QUANTIFYING BANK EROSION USING STRUCTURE FROM MOTION PHOTOGRAMMETRY

Fine-grained sediment is a major source of pollution in the Chesapeake Bay and its tributaries due to its ability to attenuate light, smother habitat, and sorb and transport nutrients such as phosphorus and particulate nitrogen. Piedmont streams in the Mid-Atlantic region of the United States are frequently characterized by incised channels with steep and highly erodible banks of legacy sediment that can contribute to high sediment loads in these watersheds.

The quantification of bank erosion is essential to producing accurate sediment budgets, which are proving useful to inform management strategies and the remediation of degraded fluvial systems. A number of methods are outlined in the literature to measure bank erosion at various spatial scales.
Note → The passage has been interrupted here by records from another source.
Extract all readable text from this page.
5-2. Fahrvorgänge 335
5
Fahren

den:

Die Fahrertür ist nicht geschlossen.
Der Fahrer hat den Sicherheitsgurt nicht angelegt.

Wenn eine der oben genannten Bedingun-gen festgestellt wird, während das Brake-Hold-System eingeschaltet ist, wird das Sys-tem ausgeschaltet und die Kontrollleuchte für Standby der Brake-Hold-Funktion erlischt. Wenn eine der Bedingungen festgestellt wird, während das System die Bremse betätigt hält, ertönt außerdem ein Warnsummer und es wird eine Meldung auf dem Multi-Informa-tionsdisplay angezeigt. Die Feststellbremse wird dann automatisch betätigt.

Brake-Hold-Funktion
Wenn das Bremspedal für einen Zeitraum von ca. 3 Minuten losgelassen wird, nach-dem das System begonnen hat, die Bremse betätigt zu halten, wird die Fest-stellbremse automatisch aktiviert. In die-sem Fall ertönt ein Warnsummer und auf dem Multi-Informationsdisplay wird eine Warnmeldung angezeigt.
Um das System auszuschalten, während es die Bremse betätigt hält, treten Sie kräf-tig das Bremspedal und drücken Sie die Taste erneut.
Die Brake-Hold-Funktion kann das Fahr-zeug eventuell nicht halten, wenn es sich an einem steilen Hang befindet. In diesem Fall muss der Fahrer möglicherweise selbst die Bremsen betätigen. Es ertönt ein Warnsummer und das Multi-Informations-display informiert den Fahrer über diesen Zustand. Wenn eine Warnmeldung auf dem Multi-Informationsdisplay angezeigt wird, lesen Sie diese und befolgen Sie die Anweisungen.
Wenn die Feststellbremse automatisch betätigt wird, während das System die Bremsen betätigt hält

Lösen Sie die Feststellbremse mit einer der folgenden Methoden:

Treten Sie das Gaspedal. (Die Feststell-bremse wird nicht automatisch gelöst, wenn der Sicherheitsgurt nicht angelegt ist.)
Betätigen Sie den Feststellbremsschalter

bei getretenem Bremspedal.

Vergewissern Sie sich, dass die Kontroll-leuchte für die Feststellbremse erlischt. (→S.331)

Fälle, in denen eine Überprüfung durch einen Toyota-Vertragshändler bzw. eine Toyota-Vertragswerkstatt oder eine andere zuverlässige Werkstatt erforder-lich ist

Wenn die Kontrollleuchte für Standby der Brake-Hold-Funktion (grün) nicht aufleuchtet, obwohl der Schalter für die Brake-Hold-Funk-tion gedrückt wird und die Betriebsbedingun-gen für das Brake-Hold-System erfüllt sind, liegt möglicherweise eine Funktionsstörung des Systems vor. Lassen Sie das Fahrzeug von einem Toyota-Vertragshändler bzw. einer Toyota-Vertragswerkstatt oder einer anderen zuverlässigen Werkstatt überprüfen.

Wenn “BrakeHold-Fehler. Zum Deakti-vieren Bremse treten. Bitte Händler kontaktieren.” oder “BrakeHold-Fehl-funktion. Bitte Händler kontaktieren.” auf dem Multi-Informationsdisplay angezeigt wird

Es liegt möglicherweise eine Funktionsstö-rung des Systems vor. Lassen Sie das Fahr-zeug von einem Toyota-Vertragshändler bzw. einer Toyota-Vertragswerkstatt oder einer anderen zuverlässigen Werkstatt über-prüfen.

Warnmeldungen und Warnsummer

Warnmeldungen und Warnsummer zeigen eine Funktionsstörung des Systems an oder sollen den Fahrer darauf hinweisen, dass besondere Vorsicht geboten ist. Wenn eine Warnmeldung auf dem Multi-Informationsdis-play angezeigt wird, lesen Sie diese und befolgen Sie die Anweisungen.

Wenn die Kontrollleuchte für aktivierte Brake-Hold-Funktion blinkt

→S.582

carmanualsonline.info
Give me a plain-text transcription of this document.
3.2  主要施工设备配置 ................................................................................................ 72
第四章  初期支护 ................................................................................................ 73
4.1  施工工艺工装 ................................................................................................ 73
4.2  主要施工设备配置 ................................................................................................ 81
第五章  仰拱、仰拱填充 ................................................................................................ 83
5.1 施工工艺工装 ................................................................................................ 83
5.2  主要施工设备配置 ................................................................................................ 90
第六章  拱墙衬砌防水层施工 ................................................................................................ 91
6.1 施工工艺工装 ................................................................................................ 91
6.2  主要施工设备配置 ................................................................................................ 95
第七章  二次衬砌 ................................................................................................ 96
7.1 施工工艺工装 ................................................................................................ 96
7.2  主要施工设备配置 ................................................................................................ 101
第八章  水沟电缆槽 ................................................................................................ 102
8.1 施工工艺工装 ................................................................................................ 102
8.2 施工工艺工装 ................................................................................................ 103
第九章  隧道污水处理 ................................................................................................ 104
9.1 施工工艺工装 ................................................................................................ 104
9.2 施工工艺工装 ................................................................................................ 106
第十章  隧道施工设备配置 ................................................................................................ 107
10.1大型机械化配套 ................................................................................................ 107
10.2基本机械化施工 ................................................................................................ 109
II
This investigation compares the use of traditional bank pin measurements and structure-from-motion photogrammetric techniques to quantify streambank erosion in the agricultural Little Catoctin Creek in Central Maryland, USA.

Bank pin measurements, representing only a single point in space, were found to vary based on the subjective initial placement of bank pin locations and completely missed nearby large bank failures. Photogrammetric techniques using Structure from Motion, in contrast, were able to capture a more spatially-complete profile of a streambank and capture changes at a scale that a single bank pin would be unable to detect. Using a Nikon D810 camera and AgiSoft Photoscan software, bank scans were able to reconstruct banks with a RMSE as low as 0.1mm and repeat scan alignment resolution of <2mm. However, photogrammetry exhibited some coverage gaps in areas of high vegetation density during summer months.

This spatial data, when coupled with bank sediment bulk density, may be used to accurately quantify volumetric change as well as sediment loads originating from bank erosion. This is a powerful, emerging tool for the generation of sediment budgets, and may provide researchers with higher resolution and spatial coverage in comparison to traditional methods.